1. 9
  1.  

  2. 2

    Can anyone explain why NetBSD is investing effort in a kernel implementation of posix_spawn? The API is specifically designed to permit userspace implementations, which is a big part of the reason that it’s so awful and no one wants to use it. The cost of execve is so high that a few extra system calls in a userspace posix_spawn implementation is negligible. With vfork, there cost of the new process creation is negligible and most of the multithreading concerns don’t apply: in the temporary vfork context the userspace thread has a new kernel context (file descriptor table and so on) associated with it and so can modify it at will. An in-kernel posix_spawn requires providing functionality in the spawn implementation that duplicates every single system call that modifies the kernel state associated with a process. A userspace implementation can just use chdir here directly.

    1. 2

      Was wondering the same. Looks like the goal is to replace fork+exec in sh for performance. Creating an address space from scratch avoids some reference counting and inter-processor interrupts, according to this previous blog entry: https://blog.netbsd.org/tnf/entry/gsoc_reports_make_system_31

      1. 1

        Odd. On FreeBSD, at least, vfork is very fast: so much faster than execve that there’s really no point in optimising it. It’s not the easiest API to use, because you are still running in the parent’s address space and so you have to make sure that you undo any changes you make there (release any locks you acquire, free any memory that you allocate), but if you use the libc posix_spawn then it does that for you and if you want to do something that doesn’t have posix_spawn support (e.g. set a resource accounting limit, enter Capsicum mode, or enter a jail in the child) then you’re using the same kernel interfaces.

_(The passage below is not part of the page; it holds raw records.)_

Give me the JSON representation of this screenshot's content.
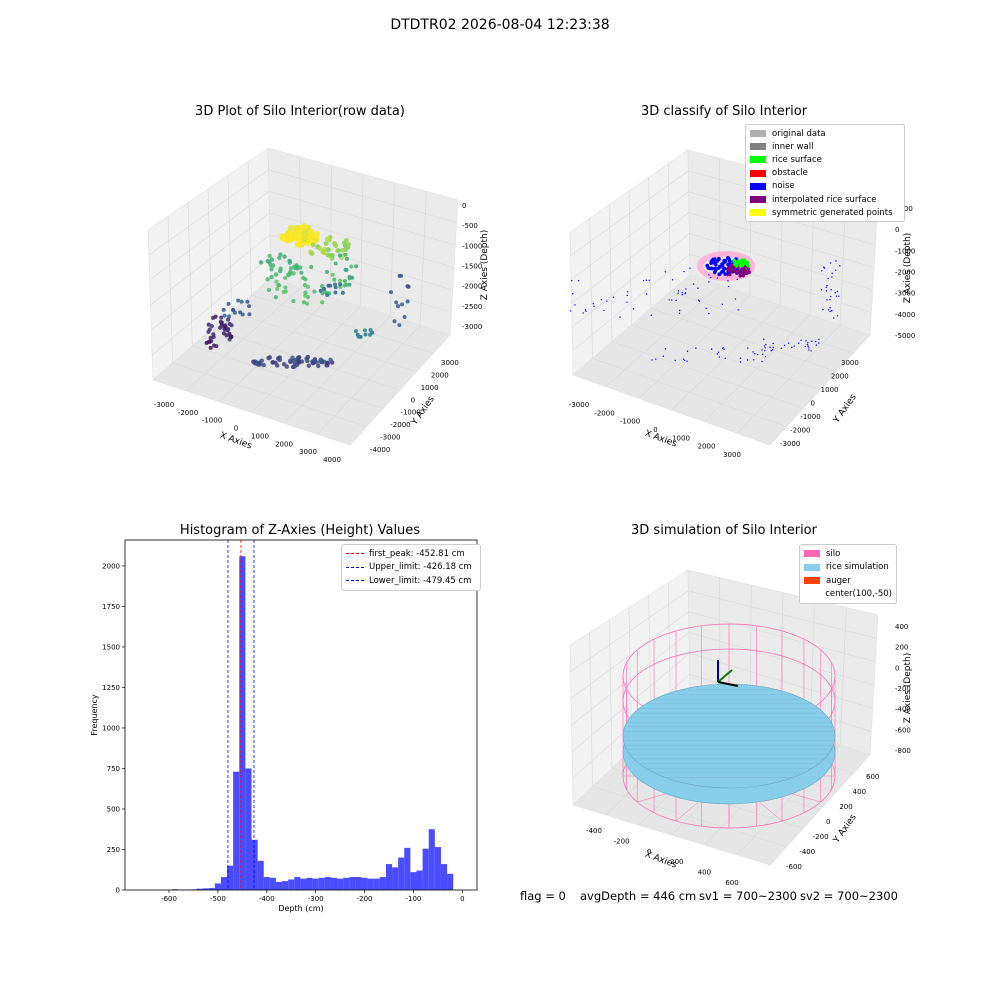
{
  "figure": {
    "suptitle": "DTDTR02 2026-08-04 12:23:38",
    "footer": {
      "flag": "flag = 0",
      "avg_depth": "avgDepth = 446 cm",
      "sv1": "sv1 = 700~2300",
      "sv2": "sv2 = 700~2300"
    }
  },
  "chart_data": [
    {
      "type": "scatter",
      "projection": "3d",
      "title": "3D Plot of Silo Interior(row data)",
      "xlabel": "X Axies",
      "ylabel": "Y Axies",
      "zlabel": "Z Axies (Depth)",
      "x_ticks": [
        "-3000",
        "-2000",
        "-1000",
        "0",
        "1000",
        "2000",
        "3000",
        "4000"
      ],
      "y_ticks": [
        "-4000",
        "-3000",
        "-2000",
        "-1000",
        "0",
        "1000",
        "2000",
        "3000"
      ],
      "z_ticks": [
        "0",
        "-500",
        "-1000",
        "-1500",
        "-2000",
        "-2500",
        "-3000"
      ],
      "colormap": "viridis",
      "colors": {
        "low": "#440154",
        "mid": "#21918c",
        "high": "#fde725"
      }
    },
    {
      "type": "scatter",
      "projection": "3d",
      "title": "3D classify of Silo Interior",
      "xlabel": "X Axies",
      "ylabel": "Y Axies",
      "zlabel": "Z Axies (Depth)",
      "x_ticks": [
        "-3000",
        "-2000",
        "-1000",
        "0",
        "1000",
        "2000",
        "3000"
      ],
      "y_ticks": [
        "-3000",
        "-2000",
        "-1000",
        "0",
        "1000",
        "2000",
        "3000"
      ],
      "z_ticks": [
        "1000",
        "0",
        "-1000",
        "-2000",
        "-3000",
        "-4000",
        "-5000"
      ],
      "legend_position": "top-right",
      "legend": [
        {
          "label": "original data",
          "color": "#b0b0b0"
        },
        {
          "label": "inner wall",
          "color": "#808080"
        },
        {
          "label": "rice surface",
          "color": "#00ff00"
        },
        {
          "label": "obstacle",
          "color": "#ff0000"
        },
        {
          "label": "noise",
          "color": "#0000ff"
        },
        {
          "label": "interpolated rice surface",
          "color": "#800080"
        },
        {
          "label": "symmetric generated points",
          "color": "#ffff00"
        }
      ]
    },
    {
      "type": "bar",
      "title": "Histogram of Z-Axies (Height) Values",
      "xlabel": "Depth (cm)",
      "ylabel": "Frequency",
      "xlim": [
        -690,
        30
      ],
      "ylim": [
        0,
        2160
      ],
      "x_ticks": [
        -600,
        -500,
        -400,
        -300,
        -200,
        -100,
        0
      ],
      "y_ticks": [
        0,
        250,
        500,
        750,
        1000,
        1250,
        1500,
        1750,
        2000
      ],
      "bin_width": 12.5,
      "bar_color": "#4b4bff",
      "bins": [
        {
          "x": -587.5,
          "y": 5
        },
        {
          "x": -575,
          "y": 3
        },
        {
          "x": -562.5,
          "y": 2
        },
        {
          "x": -550,
          "y": 4
        },
        {
          "x": -537.5,
          "y": 8
        },
        {
          "x": -525,
          "y": 10
        },
        {
          "x": -512.5,
          "y": 12
        },
        {
          "x": -500,
          "y": 40
        },
        {
          "x": -487.5,
          "y": 80
        },
        {
          "x": -475,
          "y": 150
        },
        {
          "x": -462.5,
          "y": 730
        },
        {
          "x": -450,
          "y": 2060
        },
        {
          "x": -437.5,
          "y": 750
        },
        {
          "x": -425,
          "y": 310
        },
        {
          "x": -412.5,
          "y": 180
        },
        {
          "x": -400,
          "y": 80
        },
        {
          "x": -387.5,
          "y": 75
        },
        {
          "x": -375,
          "y": 50
        },
        {
          "x": -362.5,
          "y": 55
        },
        {
          "x": -350,
          "y": 65
        },
        {
          "x": -337.5,
          "y": 80
        },
        {
          "x": -325,
          "y": 70
        },
        {
          "x": -312.5,
          "y": 75
        },
        {
          "x": -300,
          "y": 70
        },
        {
          "x": -287.5,
          "y": 75
        },
        {
          "x": -275,
          "y": 80
        },
        {
          "x": -262.5,
          "y": 75
        },
        {
          "x": -250,
          "y": 70
        },
        {
          "x": -237.5,
          "y": 75
        },
        {
          "x": -225,
          "y": 80
        },
        {
          "x": -212.5,
          "y": 80
        },
        {
          "x": -200,
          "y": 75
        },
        {
          "x": -187.5,
          "y": 70
        },
        {
          "x": -175,
          "y": 70
        },
        {
          "x": -162.5,
          "y": 80
        },
        {
          "x": -150,
          "y": 160
        },
        {
          "x": -137.5,
          "y": 140
        },
        {
          "x": -125,
          "y": 200
        },
        {
          "x": -112.5,
          "y": 260
        },
        {
          "x": -100,
          "y": 110
        },
        {
          "x": -87.5,
          "y": 120
        },
        {
          "x": -75,
          "y": 255
        },
        {
          "x": -62.5,
          "y": 375
        },
        {
          "x": -50,
          "y": 265
        },
        {
          "x": -37.5,
          "y": 160
        },
        {
          "x": -25,
          "y": 100
        }
      ],
      "lines": [
        {
          "label": "first_peak: -452.81 cm",
          "x": -452.81,
          "color": "#ff0000",
          "style": "dashed"
        },
        {
          "label": "Upper_limit: -426.18 cm",
          "x": -426.18,
          "color": "#0000ff",
          "style": "dashed"
        },
        {
          "label": "Lower_limit: -479.45 cm",
          "x": -479.45,
          "color": "#0000ff",
          "style": "dashed"
        }
      ],
      "legend_position": "top-right"
    },
    {
      "type": "scatter",
      "projection": "3d",
      "title": "3D simulation of Silo Interior",
      "xlabel": "X Axies",
      "ylabel": "Y Axies",
      "zlabel": "Z Axies (Depth)",
      "x_ticks": [
        "-400",
        "-200",
        "0",
        "200",
        "400",
        "600"
      ],
      "y_ticks": [
        "-600",
        "-400",
        "-200",
        "0",
        "200",
        "400",
        "600"
      ],
      "z_ticks": [
        "400",
        "200",
        "0",
        "-200",
        "-400",
        "-600",
        "-800"
      ],
      "legend_position": "top-right",
      "legend": [
        {
          "label": "silo",
          "color": "#ff69b4"
        },
        {
          "label": "rice simulation",
          "color": "#87ceeb"
        },
        {
          "label": "auger",
          "color": "#ff4500"
        },
        {
          "label": "center(100,-50)",
          "color": ""
        }
      ]
    }
  ]
}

        If I were to try to improve process creation on *NIX, I’d add a variant of pdfork that created an empty address space and then add variants of all of the system calls that modified a process to take a file descriptor. Windows actually does this: you create an empty process and then all of the system calls that can modify your process take a HANDLE to the process that they’re modifying. I’d love to have, for example, something like pdmmap that would let me map memory in another process. This would be a much cleaner way of setting up shared memory segments than passing a file descriptor to an anonymous memory object and having the other process map it.

      2. 2

        We’re not investing any effort, NetBSD’s posix_spawn has always been an in-kernel implementation from day one. This project is about extending the implementation to bring it up to spec for upcoming POSIX changes. The actual in-kernel implementation isn’t much code, either.

        As for why it was originally implemented in the kernel - why is anything implemented in the kernel? Why didn’t you implement sendfile in userspace? It’s not right to assume everything has or should have the exact same performance characteristics as it does on FreeBSD.

        1. 5

          We’re not investing any effort, NetBSD’s posix_spawn has always been an in-kernel implementation from day one

          Sorry, that’s my question: why did NetBSD decide to do a kernel implementation?

          As for why it was originally implemented in the kernel - why is anything implemented in the kernel?

          Generally, for one of three reasons:

          • It needs to access some in-kernel data structures that are difficult to expose cleanly to userspace.
          • A userspace implementation would be significantly slower (in terms of latency or throughput)
          • It needs to perform some privileged operations that require it to be protected from userspace (sometimes this leads to a privileged userspace daemon as the correct choice, though reason 2 can impact this decision).

          I don’t see any of these applying for posix_spawn, hence my question. Reasons 1 and 2 don’t apply, the API was specifically designed to allow pure-userspace implementations. Reason 2 may apply, but in a vfork + execve sequence the time is dominated by the execve call and process initialisation, so I doubt this is the reason. Presumably NetBSD had a Reason 4 that I’m missing and I’d like to know what that is / was.

          Why didn’t you implement sendfile in userspace?

          Sendfile is specifically designed to avoid a copy to or from userspace. An in-kernel implementation can DMA from disk to the kernel buffer cache and then DMA from the buffer cache to the NIC, with no userspace page-table updates or copies. A userspace implementation would either require at least one additional copy (reason 2) or require exposing the buffer cache to userspace, which is hard (reason 1) and would probably be difficult to do securely (reason 3).

          It’s not right to assume everything has or should have the exact same performance characteristics as it does on FreeBSD.

          Given that vfork was inherited by both from 4BSD and still has similar performance characteristics, I think it’s a fair assumption here.